How Asendia AI Turned Product Vision Into Early Market Traction
Early traction in B2B software usually comes when a startup can explain its value in direct business terms. Asendia AI seems to do that well. Its message to staffing agencies is not abstract. It is built around faster placements, lower screening costs, less manual work, and better use of recruiter time.
That is an important advantage. Staffing leaders do not need a lecture on innovation. They need to know whether a tool can help them move candidates through the funnel faster and place more talent without increasing headcount. Asendia AI’s positioning speaks directly to that need.
The company has also publicly framed its relevance across multiple staffing environments, including technical, healthcare, sales, and other high-volume recruiting needs. That gives the product a wider commercial story while still keeping the core use case clear.
When a startup can tie product vision to measurable workflow improvement, it becomes easier to win attention early. That is likely part of why Asendia AI has been able to grow its presence and earn serious startup credibility.
The Role of Y Combinator in Asendia AI’s Growth Story
Y Combinator backing matters because it sends a signal. It tells the market that experienced startup investors see potential not only in the founder but also in the problem being solved and the way the company is solving it.
For Asendia AI, being listed in Y Combinator’s Spring 2026 batch gives the company more than visibility. It strengthens trust. Customers see it as a more credible platform. Future hires see it as a more serious startup. Investors and partners see a company that has already passed through one of the best-known startup filters in the world.
For Rihab Lajmi, that milestone also adds weight to the founder story. It shows that her approach to fixing recruitment friction resonated beyond a product demo or early pitch. It resonated at a level where respected startup institutions were willing to back the vision.
How Asendia AI Fits Into the Shift Toward Agentic Recruitment
The bigger trend behind Asendia AI is the rise of agentic AI in business workflows. Many software tools used to act as helpers. Now more startups are building systems that can actively execute steps inside a workflow, not just support them.

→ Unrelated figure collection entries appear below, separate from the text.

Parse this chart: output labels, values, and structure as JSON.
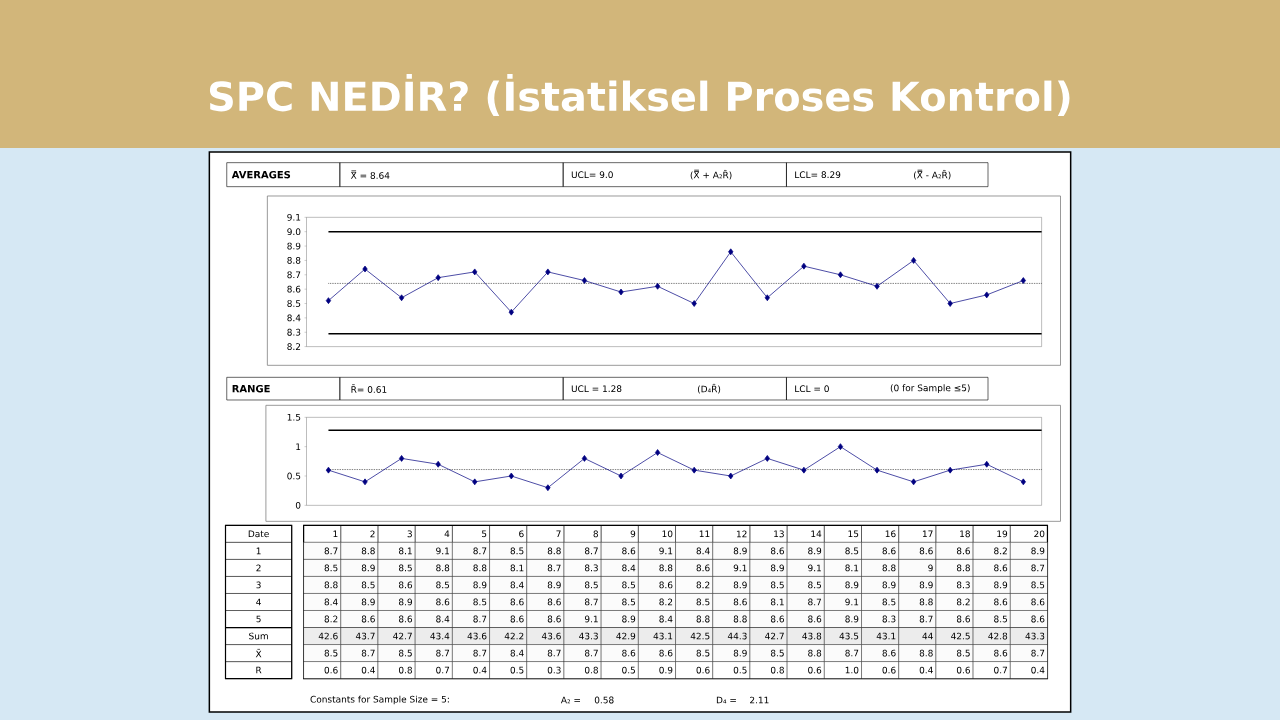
{
  "chart_data": [
    {
      "type": "line",
      "title": "SPC NEDİR? (İstatiksel Proses Kontrol)",
      "subtitle": "AVERAGES",
      "categories": [
        null,
        null,
        null,
        null,
        null,
        null,
        null,
        null,
        null,
        null,
        null,
        null,
        null,
        null,
        null,
        null,
        null,
        null,
        null,
        null
      ],
      "series": [
        {
          "color": "#000080",
          "values": [
            8.52,
            8.74,
            8.54,
            8.68,
            8.72,
            8.44,
            8.72,
            8.66,
            8.58,
            8.62,
            8.5,
            8.86,
            8.54,
            8.76,
            8.7,
            8.62,
            8.8,
            8.5,
            8.56,
            8.66
          ]
        }
      ],
      "ylim": [
        8.2,
        9.1
      ],
      "yticks": [
        8.2,
        8.3,
        8.4,
        8.5,
        8.6,
        8.7,
        8.8,
        8.9,
        {
          "value": 9,
          "label": "9.0"
        },
        9.1
      ],
      "tick_labels": "y",
      "marker": "diamond",
      "line_style": "solid",
      "ref_lines": [
        {
          "axis": "y",
          "value": 9.0,
          "color": "#000000",
          "line_style": "solid"
        },
        {
          "axis": "y",
          "value": 8.29,
          "color": "#000000",
          "line_style": "solid"
        },
        {
          "axis": "y",
          "value": 8.64,
          "color": "#000000",
          "line_style": "dotted"
        }
      ],
      "annotations": [
        "X̿ = 8.64",
        "UCL= 9.0",
        "(X̿ + A₂R̄)",
        "LCL= 8.29",
        "(X̿ - A₂R̄)"
      ]
    },
    {
      "type": "line",
      "title": "RANGE",
      "categories": [
        null,
        null,
        null,
        null,
        null,
        null,
        null,
        null,
        null,
        null,
        null,
        null,
        null,
        null,
        null,
        null,
        null,
        null,
        null,
        null
      ],
      "series": [
        {
          "color": "#000080",
          "values": [
            0.6,
            0.4,
            0.8,
            0.7,
            0.4,
            0.5,
            0.3,
            0.8,
            0.5,
            0.9,
            0.6,
            0.5,
            0.8,
            0.6,
            1.0,
            0.6,
            0.4,
            0.6,
            0.7,
            0.4
          ]
        }
      ],
      "ylim": [
        0,
        1.5
      ],
      "yticks": [
        0,
        0.5,
        1,
        1.5
      ],
      "tick_labels": "y",
      "marker": "diamond",
      "line_style": "solid",
      "ref_lines": [
        {
          "axis": "y",
          "value": 1.28,
          "color": "#000000",
          "line_style": "solid"
        },
        {
          "axis": "y",
          "value": 0.61,
          "color": "#000000",
          "line_style": "dotted"
        }
      ],
      "annotations": [
        "R̄= 0.61",
        "UCL = 1.28",
        "(D₄R̄)",
        "LCL = 0",
        "(0 for Sample ≤5)"
      ]
    },
    {
      "type": "heatmap",
      "ylabel": "Date",
      "categories": [
        "1",
        "2",
        "3",
        "4",
        "5",
        "6",
        "7",
        "8",
        "9",
        "10",
        "11",
        "12",
        "13",
        "14",
        "15",
        "16",
        "17",
        "18",
        "19",
        "20"
      ],
      "y_categories": [
        "1",
        "2",
        "3",
        "4",
        "5",
        "Sum",
        "X̄",
        "R"
      ],
      "cells": [
        [
          8.7,
          8.8,
          8.1,
          9.1,
          8.7,
          8.5,
          8.8,
          8.7,
          8.6,
          9.1,
          8.4,
          8.9,
          8.6,
          8.9,
          8.5,
          8.6,
          8.6,
          8.6,
          8.2,
          8.9
        ],
        [
          8.5,
          8.9,
          8.5,
          8.8,
          8.8,
          8.1,
          8.7,
          8.3,
          8.4,
          8.8,
          8.6,
          9.1,
          8.9,
          9.1,
          8.1,
          8.8,
          9,
          8.8,
          8.6,
          8.7
        ],
        [
          8.8,
          8.5,
          8.6,
          8.5,
          8.9,
          8.4,
          8.9,
          8.5,
          8.5,
          8.6,
          8.2,
          8.9,
          8.5,
          8.5,
          8.9,
          8.9,
          8.9,
          8.3,
          8.9,
          8.5
        ],
        [
          8.4,
          8.9,
          8.9,
          8.6,
          8.5,
          8.6,
          8.6,
          8.7,
          8.5,
          8.2,
          8.5,
          8.6,
          8.1,
          8.7,
          9.1,
          8.5,
          8.8,
          8.2,
          8.6,
          8.6
        ],
        [
          8.2,
          8.6,
          8.6,
          8.4,
          8.7,
          8.6,
          8.6,
          9.1,
          8.9,
          8.4,
          8.8,
          8.8,
          8.6,
          8.6,
          8.9,
          8.3,
          8.7,
          8.6,
          8.5,
          8.6
        ],
        [
          42.6,
          43.7,
          42.7,
          43.4,
          43.6,
          42.2,
          43.6,
          43.3,
          42.9,
          43.1,
          42.5,
          44.3,
          42.7,
          43.8,
          43.5,
          43.1,
          44,
          42.5,
          42.8,
          43.3
        ],
        [
          8.5,
          8.7,
          8.5,
          8.7,
          8.7,
          8.4,
          8.7,
          8.7,
          8.6,
          8.6,
          8.5,
          8.9,
          8.5,
          8.8,
          8.7,
          8.6,
          8.8,
          8.5,
          8.6,
          8.7
        ],
        [
          0.6,
          0.4,
          0.8,
          0.7,
          0.4,
          0.5,
          0.3,
          0.8,
          0.5,
          0.9,
          0.6,
          0.5,
          0.8,
          0.6,
          1.0,
          0.6,
          0.4,
          0.6,
          0.7,
          0.4
        ]
      ],
      "cell_labels": [
        [
          "8.7",
          "8.8",
          "8.1",
          "9.1",
          "8.7",
          "8.5",
          "8.8",
          "8.7",
          "8.6",
          "9.1",
          "8.4",
          "8.9",
          "8.6",
          "8.9",
          "8.5",
          "8.6",
          "8.6",
          "8.6",
          "8.2",
          "8.9"
        ],
        [
          "8.5",
          "8.9",
          "8.5",
          "8.8",
          "8.8",
          "8.1",
          "8.7",
          "8.3",
          "8.4",
          "8.8",
          "8.6",
          "9.1",
          "8.9",
          "9.1",
          "8.1",
          "8.8",
          "9",
          "8.8",
          "8.6",
          "8.7"
        ],
        [
          "8.8",
          "8.5",
          "8.6",
          "8.5",
          "8.9",
          "8.4",
          "8.9",
          "8.5",
          "8.5",
          "8.6",
          "8.2",
          "8.9",
          "8.5",
          "8.5",
          "8.9",
          "8.9",
          "8.9",
          "8.3",
          "8.9",
          "8.5"
        ],
        [
          "8.4",
          "8.9",
          "8.9",
          "8.6",
          "8.5",
          "8.6",
          "8.6",
          "8.7",
          "8.5",
          "8.2",
          "8.5",
          "8.6",
          "8.1",
          "8.7",
          "9.1",
          "8.5",
          "8.8",
          "8.2",
          "8.6",
          "8.6"
        ],
        [
          "8.2",
          "8.6",
          "8.6",
          "8.4",
          "8.7",
          "8.6",
          "8.6",
          "9.1",
          "8.9",
          "8.4",
          "8.8",
          "8.8",
          "8.6",
          "8.6",
          "8.9",
          "8.3",
          "8.7",
          "8.6",
          "8.5",
          "8.6"
        ],
        [
          "42.6",
          "43.7",
          "42.7",
          "43.4",
          "43.6",
          "42.2",
          "43.6",
          "43.3",
          "42.9",
          "43.1",
          "42.5",
          "44.3",
          "42.7",
          "43.8",
          "43.5",
          "43.1",
          "44",
          "42.5",
          "42.8",
          "43.3"
        ],
        [
          "8.5",
          "8.7",
          "8.5",
          "8.7",
          "8.7",
          "8.4",
          "8.7",
          "8.7",
          "8.6",
          "8.6",
          "8.5",
          "8.9",
          "8.5",
          "8.8",
          "8.7",
          "8.6",
          "8.8",
          "8.5",
          "8.6",
          "8.7"
        ],
        [
          "0.6",
          "0.4",
          "0.8",
          "0.7",
          "0.4",
          "0.5",
          "0.3",
          "0.8",
          "0.5",
          "0.9",
          "0.6",
          "0.5",
          "0.8",
          "0.6",
          "1.0",
          "0.6",
          "0.4",
          "0.6",
          "0.7",
          "0.4"
        ]
      ],
      "annotations": [
        "Constants for Sample Size = 5:",
        "A₂ =",
        "0.58",
        "D₄ =",
        "2.11"
      ]
    }
  ]
}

Recruitment is a natural area for this shift. The process includes repeated actions, structured data collection, initial qualification, and constant communication. That creates the right conditions for AI agents to take on more responsibility, especially in high-volume environments like staffing agencies.
Asendia AI fits neatly into that change. It is not just offering analytics or automation in isolated moments. It is offering workflow execution across sourcing, interviewing, scoring, and qualification. That is what makes its platform feel aligned with where AI recruiting is heading rather than where it has already been.
What Rihab Lajmi and Asendia AI Represent in the Future of Staffing
Rihab Lajmi and Asendia AI represent a larger shift inside staffing technology. Agencies are moving away from processes built entirely around manual effort and toward systems that let recruiters operate with more speed, more structure, and more leverage.
That does not mean hiring becomes cold or fully automated. It means the early, repetitive, and time-consuming parts of recruiting can be handled in a smarter way, leaving human recruiters more space to do the work that actually benefits from experience and judgment.
That is the real achievement in this story. Rihab Lajmi did not just build another AI startup with a fashionable label. She helped build Asendia AI around a painful and expensive problem inside staffing, then turned that solution into a company strong enough to earn Y Combinator backing. In a crowded AI market, that kind of focused execution is what makes a startup worth paying attention to.